What exactly is a “natural high”? Are you an endorphin junkie?

What exactly is a “natural high”? Are you an endorphin junkie?

The answer lies in the pituitary gland of your brain. Endorphins are actually neurotransmitters and there have been over 20 demonstrated endorphins in humans. Endorphins are usually released as a response to stress or pain [1]. However, this is only manifested in physical stress or pain; that’s why endorphins are released after exercise. Endorphins actually interact with the opiate receptors in our brain to help reduce the pain felt.

In addition to decreased feelings of pain, secretion of endorphins leads to feelings of euphoria, modulation of appetite, release of sex hormones, and enhancement of the immune response [2]. With high endorphin levels, we feel less pain and fewer negative effects of stress. Because the endorphins affect the same part of the brain that drugs would, it is called the “natural high”.

Certain foods, such as chocolate or chili peppers, can also lead to secretion of endorphins. In the case of chili peppers, the spicier the pepper, the more endorphins are secreted. (Read The Benefits of Spicy Food! for more information). The release of endorphins after eating chocolate most likely explains the comforting feelings that many people associate chocolate, and explains the craving for chocolate in times of stress [2].

This topic is still debated, however, and endorphins haven’t completely proven to be the sole cause of euphoria after secretion, but it is the most likely cause. The problem with jumping to the conclusion that endorphins cause this natural high is that in large-scale studies, scientists measure endorphins present in the blood and not the brain. Then, they make the assumption that if endorphin levels rise in the blood, then it must be because of an increase of endorphins in the brain. However, this may not be accurate because of the blood-brain barrier present [1].

Other neurotransmitters can also be linked to the natural high. These include serotonin and norepinephrine [2]. Low levels of these have been linked to depression, so it is very likely that along with endorphins, these also play a part in the rush after excretion.

Unfortunately, there is no accurate, simple test for studying this topic.

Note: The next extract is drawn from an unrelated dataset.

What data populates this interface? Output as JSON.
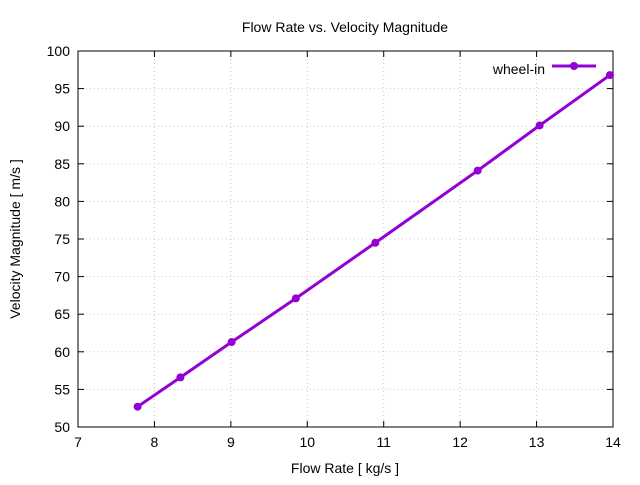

It is directly involved with neurotransmitters that can’t directly indicate actual levels because of the blood-brain barrier. As this is a relatively new topic, there is much more research needing to be conducted.

Just remember, the next time you exercise or eat chocolate that you are releasing chemicals that are giving you a natural high. How cool is that!



[1] Domonell, Kristen. “Why Endorphins (and Exercise) Make You Happy.” CNN, Cable News Network, 13 Jan. 2016, www.cnn.com/2016/01/13/health/endorphins-exercise-cause-happiness/index.html.

[2] “Pain and Stress: Endorphins: Natural Pain and Stress Fighters.” MedicineNet, www.medicinenet.com/endorphins_natural_pain_and_stress_fighters/views.htm.